Founded by Menes La Plume from Congo, the festival hopes that by showcasing the creative talents of the refugees, people’s perception of them can be changed for the better. Tumaini is Swahili for ‘hope’, and this is what La Plume aims to spread through the festival. Now in its second year, this event brings musicians, poets and dancers together, and this year had 18 acts.


It’s organised as a sister event to the Lake of Stars, an extremely popular beach festival in the area. More than 3,000 people attended the Tumaini Arts Festival this year. La Plume also emphasises the importance for people to not think of refugee camps as bleak, miserable places. He says,“As a refugee [myself] I try to make myself a voice for the voiceless. Every time I hear people complain, I become a channel through which they can get their message to a broader audience.”

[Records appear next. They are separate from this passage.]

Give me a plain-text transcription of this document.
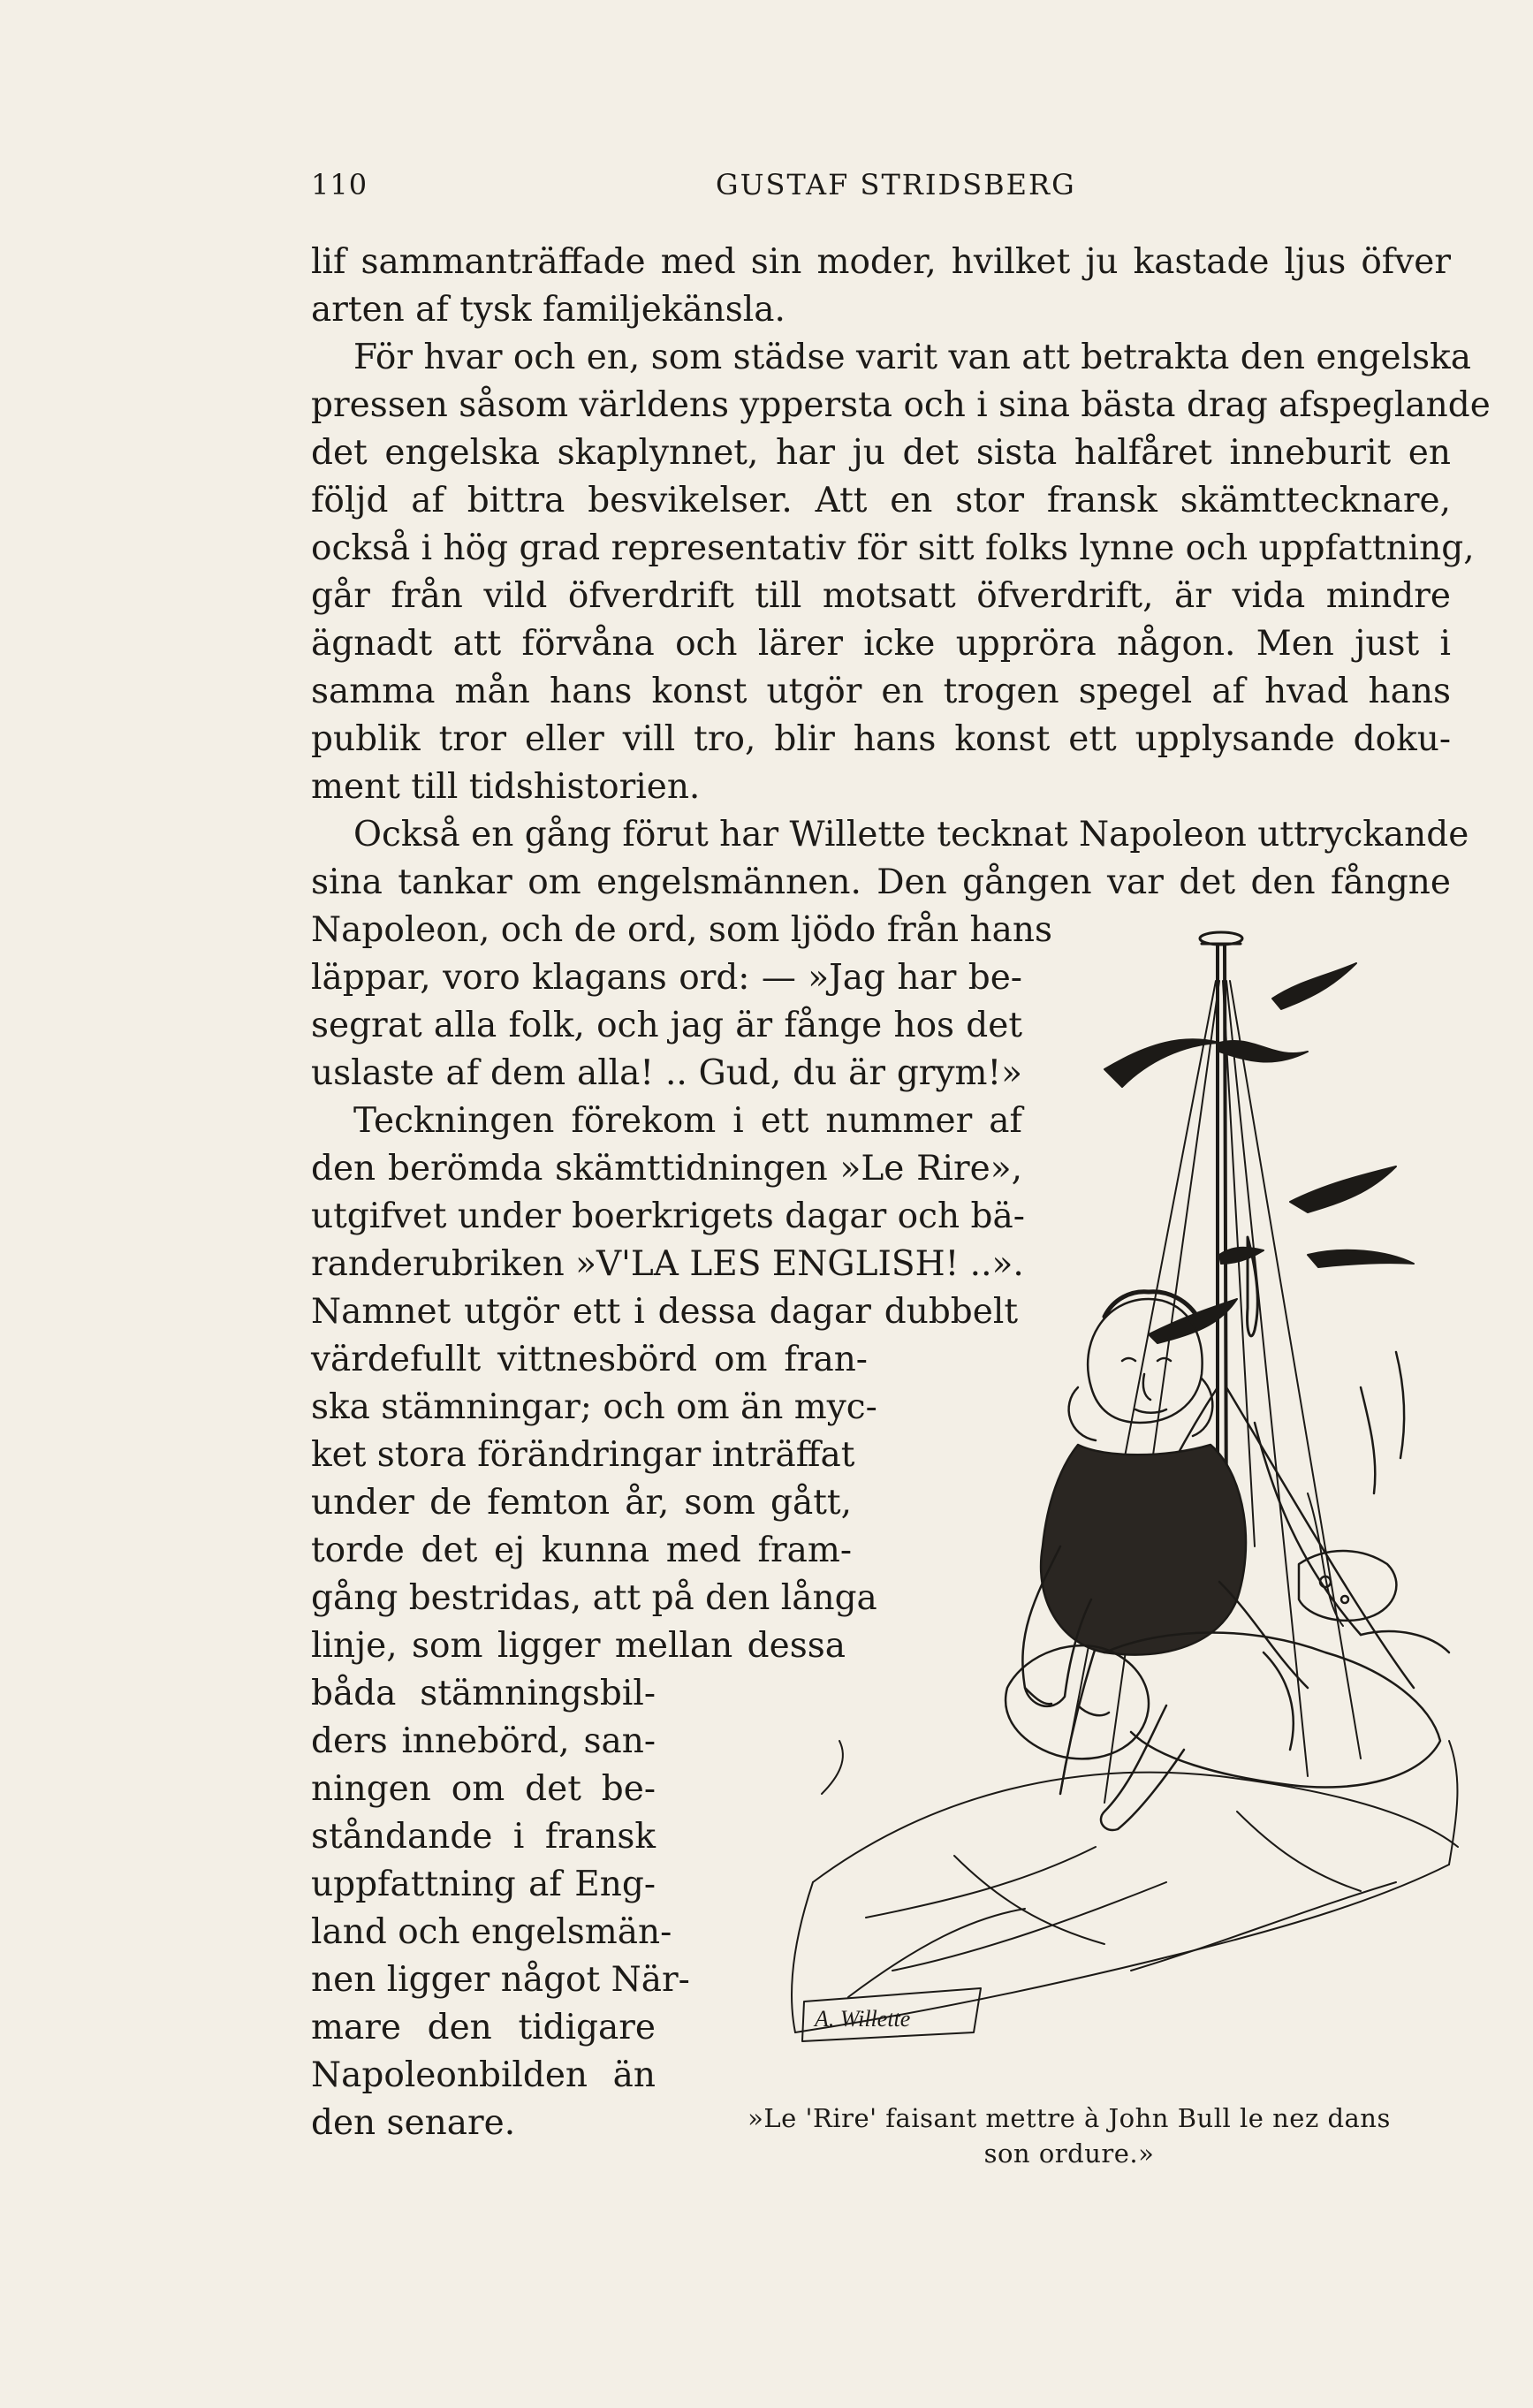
110	GUSTAF STRIDSBERG
lif sammanträffade med sin moder, hvilket ju kastade ljus öfver
arten af tysk familjekänsla.
För hvar och en, som städse varit van att betrakta den engelska
pressen såsom världens yppersta och i sina bästa drag afspeglande
det engelska skaplynnet, har ju det sista halfåret inneburit en
följd af bittra besvikelser. Att en stor fransk skämttecknare,
också i hög grad representativ för sitt folks lynne och uppfattning,
går från vild öfverdrift till motsatt öfverdrift, är vida mindre
ägnadt att förvåna och lärer icke uppröra någon. Men just i
samma mån hans konst utgör en trogen spegel af hvad hans
publik tror eller vill tro, blir hans konst ett upplysande doku-
ment till tidshistorien.
Också en gång förut har Willette tecknat Napoleon uttryckande
sina tankar om engelsmännen. Den gången var det den fångne
Napoleon, och de ord, som ljödo från hans
läppar, voro klagans ord: — »Jag har be-
segrat alla folk, och jag är fånge hos det
uslaste af dem alla! .. Gud, du är grym!»
Teckningen förekom i ett nummer af
den berömda skämttidningen »Le Rire»,
utgifvet under boerkrigets dagar och bä-
randerubriken »V'LA LES ENGLISH! ..».
Namnet utgör ett i dessa dagar dubbelt
värdefullt vittnesbörd om fran-
ska stämningar; och om än myc-
ket stora förändringar inträffat
under de femton år, som gått,
torde det ej kunna med fram-
gång bestridas, att på den långa
linje, som ligger mellan dessa
båda stämningsbil-
ders innebörd, san-
ningen om det be-
ståndande i fransk
uppfattning af Eng-
land och engelsmän-
nen ligger något När-
mare den tidigare
Napoleonbilden än
den senare.
A. Willette
»Le 'Rire' faisant mettre à John Bull le nez dans
son ordure.»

The Dzaleka camp was founded in 1994 to house the thousands who fled the genocide in Rwanda, and the wars in the DRC and Burundi. Some of these refugees were actually the artists and part of bands that performed at Tumaini, such as Babu Bebe, the Amahoro drummers, and many more. There were also other brilliant Malawian acts, like George Kalukusha. Dzaleka had generators imported specially for the festival, and there were even makeshift bars serving Carlsberg across the camp!